It’s Dark, It’s Scary, and It’s the Place Where the Light Gets In

All the rapid changes afoot in the world today can easily overwhelm us.

Wherever we call home on this glorious planet, there exist forces that threaten to destabilize the very elements that give us life and freedom. Yet being a spiritual warrior at this time in world history means calling upon the many spiritual tools available to us to offset the chaotic influences affecting us now.

I have found it helpful to remind myself what the philosophers and mystics of so many spiritual traditions teach: None of us is here by accident. While we might feel lost, or drowning in the daily barrage of breaking news alerts, or helpless to affect change, the Perennial Wisdom tells us: No, our souls intentionally chose to come here at this time.

Moreover, each of us has some unique contribution to make that can help tip the balance toward more love, light, and life on our planet.

I love the paradoxical wisdom of my own ancestral tradition. In the ancient Jewish teachings, we learn that all beginnings emerge from chaos and darkness.

For example, the Jewish New Year begins in the dark of the autumn new moon, just as the light of the northern hemisphere has begun to wane. Creation itself, the biblical myths tell us, comes out of utter chaos and void. And even the mystical origin stories in the Judaic tradition teach us that a colossal cosmic event (not unlike the Big Bang) birthed our world, which is inherently dark and broken.

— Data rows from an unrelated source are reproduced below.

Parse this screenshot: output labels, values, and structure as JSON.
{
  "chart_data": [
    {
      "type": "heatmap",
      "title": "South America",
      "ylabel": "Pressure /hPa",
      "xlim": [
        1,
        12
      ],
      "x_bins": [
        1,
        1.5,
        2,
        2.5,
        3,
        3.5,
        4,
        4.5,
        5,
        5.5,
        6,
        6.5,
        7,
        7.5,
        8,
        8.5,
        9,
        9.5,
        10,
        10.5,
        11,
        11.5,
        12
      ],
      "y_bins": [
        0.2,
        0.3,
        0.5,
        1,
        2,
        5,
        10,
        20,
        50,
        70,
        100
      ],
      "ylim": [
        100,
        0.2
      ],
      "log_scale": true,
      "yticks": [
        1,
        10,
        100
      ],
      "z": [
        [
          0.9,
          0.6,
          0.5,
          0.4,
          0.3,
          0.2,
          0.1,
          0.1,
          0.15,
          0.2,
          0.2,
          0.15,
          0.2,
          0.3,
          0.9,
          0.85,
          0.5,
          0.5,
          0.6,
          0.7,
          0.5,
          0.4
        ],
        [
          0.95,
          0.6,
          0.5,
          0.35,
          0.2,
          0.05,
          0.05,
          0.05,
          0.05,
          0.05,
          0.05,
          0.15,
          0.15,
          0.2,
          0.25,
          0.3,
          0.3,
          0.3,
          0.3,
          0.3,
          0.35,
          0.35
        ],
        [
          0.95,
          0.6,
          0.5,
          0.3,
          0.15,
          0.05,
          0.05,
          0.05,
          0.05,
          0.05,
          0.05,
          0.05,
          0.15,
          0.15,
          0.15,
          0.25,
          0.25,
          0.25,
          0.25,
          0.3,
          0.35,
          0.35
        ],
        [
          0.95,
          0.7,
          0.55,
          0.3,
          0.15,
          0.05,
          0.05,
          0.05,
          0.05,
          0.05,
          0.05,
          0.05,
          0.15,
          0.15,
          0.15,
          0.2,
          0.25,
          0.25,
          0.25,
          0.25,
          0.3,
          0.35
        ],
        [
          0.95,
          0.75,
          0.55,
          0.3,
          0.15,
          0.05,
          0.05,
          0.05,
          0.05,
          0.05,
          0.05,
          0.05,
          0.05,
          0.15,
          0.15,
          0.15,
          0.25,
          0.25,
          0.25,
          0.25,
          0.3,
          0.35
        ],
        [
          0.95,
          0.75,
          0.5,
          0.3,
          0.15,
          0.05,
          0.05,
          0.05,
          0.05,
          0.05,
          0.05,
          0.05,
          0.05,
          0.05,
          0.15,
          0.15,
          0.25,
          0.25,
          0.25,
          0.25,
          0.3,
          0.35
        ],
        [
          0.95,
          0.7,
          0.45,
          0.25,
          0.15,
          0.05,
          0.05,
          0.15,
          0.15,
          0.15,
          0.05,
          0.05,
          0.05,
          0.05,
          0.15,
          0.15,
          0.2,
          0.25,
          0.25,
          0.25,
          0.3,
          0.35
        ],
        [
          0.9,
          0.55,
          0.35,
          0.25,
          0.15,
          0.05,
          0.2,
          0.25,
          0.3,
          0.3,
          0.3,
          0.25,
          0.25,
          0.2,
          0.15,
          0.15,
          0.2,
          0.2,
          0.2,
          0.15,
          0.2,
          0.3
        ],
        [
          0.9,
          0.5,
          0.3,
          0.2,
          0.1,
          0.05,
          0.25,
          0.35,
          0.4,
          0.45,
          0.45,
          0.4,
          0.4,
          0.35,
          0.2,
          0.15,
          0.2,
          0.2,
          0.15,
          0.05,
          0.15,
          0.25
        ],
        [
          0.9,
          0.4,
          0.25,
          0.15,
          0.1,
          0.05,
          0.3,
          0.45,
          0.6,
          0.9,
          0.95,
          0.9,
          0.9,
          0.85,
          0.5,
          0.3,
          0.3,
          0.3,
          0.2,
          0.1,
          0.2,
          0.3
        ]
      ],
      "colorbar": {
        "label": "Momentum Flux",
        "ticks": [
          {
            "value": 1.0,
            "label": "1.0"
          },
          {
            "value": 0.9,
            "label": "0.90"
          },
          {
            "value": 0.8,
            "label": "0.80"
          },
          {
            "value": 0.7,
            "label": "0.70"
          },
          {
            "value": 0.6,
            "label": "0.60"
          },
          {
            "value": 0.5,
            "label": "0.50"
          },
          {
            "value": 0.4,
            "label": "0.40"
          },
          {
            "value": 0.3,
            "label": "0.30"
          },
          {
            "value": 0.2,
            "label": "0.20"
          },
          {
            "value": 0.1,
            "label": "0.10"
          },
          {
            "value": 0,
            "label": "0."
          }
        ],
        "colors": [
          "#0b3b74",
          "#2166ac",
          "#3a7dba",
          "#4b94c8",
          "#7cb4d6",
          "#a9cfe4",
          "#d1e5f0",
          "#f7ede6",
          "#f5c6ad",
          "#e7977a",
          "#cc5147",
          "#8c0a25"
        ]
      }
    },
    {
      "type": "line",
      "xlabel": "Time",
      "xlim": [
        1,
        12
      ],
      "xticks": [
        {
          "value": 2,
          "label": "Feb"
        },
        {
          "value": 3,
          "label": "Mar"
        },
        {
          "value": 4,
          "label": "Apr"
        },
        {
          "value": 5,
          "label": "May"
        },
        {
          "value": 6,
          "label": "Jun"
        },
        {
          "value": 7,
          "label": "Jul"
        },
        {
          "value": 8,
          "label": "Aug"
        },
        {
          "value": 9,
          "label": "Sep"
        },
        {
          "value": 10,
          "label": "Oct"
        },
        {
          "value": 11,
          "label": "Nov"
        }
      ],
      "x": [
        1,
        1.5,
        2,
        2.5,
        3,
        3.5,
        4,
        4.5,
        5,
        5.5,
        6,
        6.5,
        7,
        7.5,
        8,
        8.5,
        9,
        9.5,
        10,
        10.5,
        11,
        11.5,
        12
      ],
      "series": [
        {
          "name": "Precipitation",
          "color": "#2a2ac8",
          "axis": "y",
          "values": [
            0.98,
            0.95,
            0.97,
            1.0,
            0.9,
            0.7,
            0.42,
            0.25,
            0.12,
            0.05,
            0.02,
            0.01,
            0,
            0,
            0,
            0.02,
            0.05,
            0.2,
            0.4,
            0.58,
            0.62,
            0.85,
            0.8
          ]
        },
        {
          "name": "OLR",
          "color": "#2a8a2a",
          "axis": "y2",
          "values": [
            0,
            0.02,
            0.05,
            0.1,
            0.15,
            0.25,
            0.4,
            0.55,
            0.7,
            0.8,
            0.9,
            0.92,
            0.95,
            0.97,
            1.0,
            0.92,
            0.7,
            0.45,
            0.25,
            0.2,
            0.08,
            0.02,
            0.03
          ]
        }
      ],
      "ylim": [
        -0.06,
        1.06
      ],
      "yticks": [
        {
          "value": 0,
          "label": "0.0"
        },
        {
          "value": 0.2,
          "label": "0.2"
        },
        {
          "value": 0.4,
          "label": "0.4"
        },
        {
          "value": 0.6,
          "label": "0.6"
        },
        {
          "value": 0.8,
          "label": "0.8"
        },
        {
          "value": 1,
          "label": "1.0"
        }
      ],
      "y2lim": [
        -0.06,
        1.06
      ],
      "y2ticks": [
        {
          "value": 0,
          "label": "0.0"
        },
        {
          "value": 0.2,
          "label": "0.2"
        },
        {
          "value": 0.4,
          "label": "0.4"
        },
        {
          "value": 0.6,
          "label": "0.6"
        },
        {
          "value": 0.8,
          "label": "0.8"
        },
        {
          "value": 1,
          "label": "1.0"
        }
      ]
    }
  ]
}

You might be asking: But why are we here in a benighted world so full of loss and breakage? Especially when our natural inclination is to turn to the light and the warmth of sunshine, to illuminating feelings like love and friendship! Why do our spiritual practices give us glimmers of bliss, experiences of ancestral love, the inherent unity of creation? How are we to make sense of a world that is turning increasingly disconnected, polarized, and bleak?

In the Kabbalistic myth I mentioned above, our world is described as a place full of broken vessels. But paradoxically, it is through the very breakage in this world — “the crack in everything” that poet Leonard Cohen sings about — that the light gets in and can shine through into our world.

Imagine broken clay pots everywhere, and a place full of sharp shards. Or closer to our current reality, visualize a town where a bomb has fallen, now full of fallen walls and rubble. The Kabbalistic myth tells us that our soul work is to look behind the broken outer layers — the shattering traumatic events of our lives, our family’s history, our terrifying world. It says: Don’t be afraid or deterred! Behind every broken fragment, there are hidden sparks of light waiting to be found and liberated.

The 13th-century mystical text called The Book of Splendor, The Zohar, reminds us: “There is no light that can exist without darkness, and no darkness without light (Zohar I 31b-32a).” The dark parts of life cannot be skipped or bypassed.

These are the hard initiatory edges of growth that we must visit on our human journey if we are to grow. These places are scary because the ego is not in control, but they are the places of possibility within ourselves, hiding some new, still unseen beginning from our eyes. If we don’t run from them, but allow ourselves to feel our fear, our angst, our total loss of understanding, they will reveal themselves in due time and bring forth new light.

I remember being pregnant with my daughter some three decades ago. The impenetrable mystery, or as St. John of the Cross put it, “the cloud of unknowing” that hovered over those nine months felt insufferable. What felt like an alien force that had taken over my body — the loss of control, the need to trust what I did not know, and on and on — threatened my ego to an insane degree. How had women done this (and some even enjoying it) since time immemorial?

I use this common example as one of the deep internal processes we must go through as human beings when we encounter — and ultimately must surrender to — the unknown.

Our egos do not like it. In fact, we might feel like we are going to die.

The Jewish, Sufi, and Hindu mystics taught that sprinkled along the spiritual path are experiences of radical surrender. A kind of “mini-death,” if you will, when we are unable to see the path ahead but when we must hold faith.

These are the experiences that we must seize — a kind of practice ground, to trust that light is hidden and will re-emerge.

“Die before you die, so that when you die, you will not die,” Rabbi Jonah of Gerondi of the 13th century taught. If we can hold a tiny candle of faith at such times, and move forward, sparks of light will inevitably show up, glittering in the hard places.

The modern prophet Audre Lorde wrote about the ancient dark places within us as places of possibility.

These places of possibility within ourselves are dark because they are ancient and hidden; they have survived and grown strong through darkness. Within these deep places, each one of us holds an incredible reserve of creativity and power, of unexamined and unrecorded emotion and feeling (Lorde 1984, 36–37).

Our world needs spiritual warriors now, those who are willing to penetrate the darkness and clamor of our outer world, and liberate their creativity and power.

This work is both inner and outer, dark and scary yet — as the mystics all tell us — can yield a new chapter of wisdom for humanity and for our earth.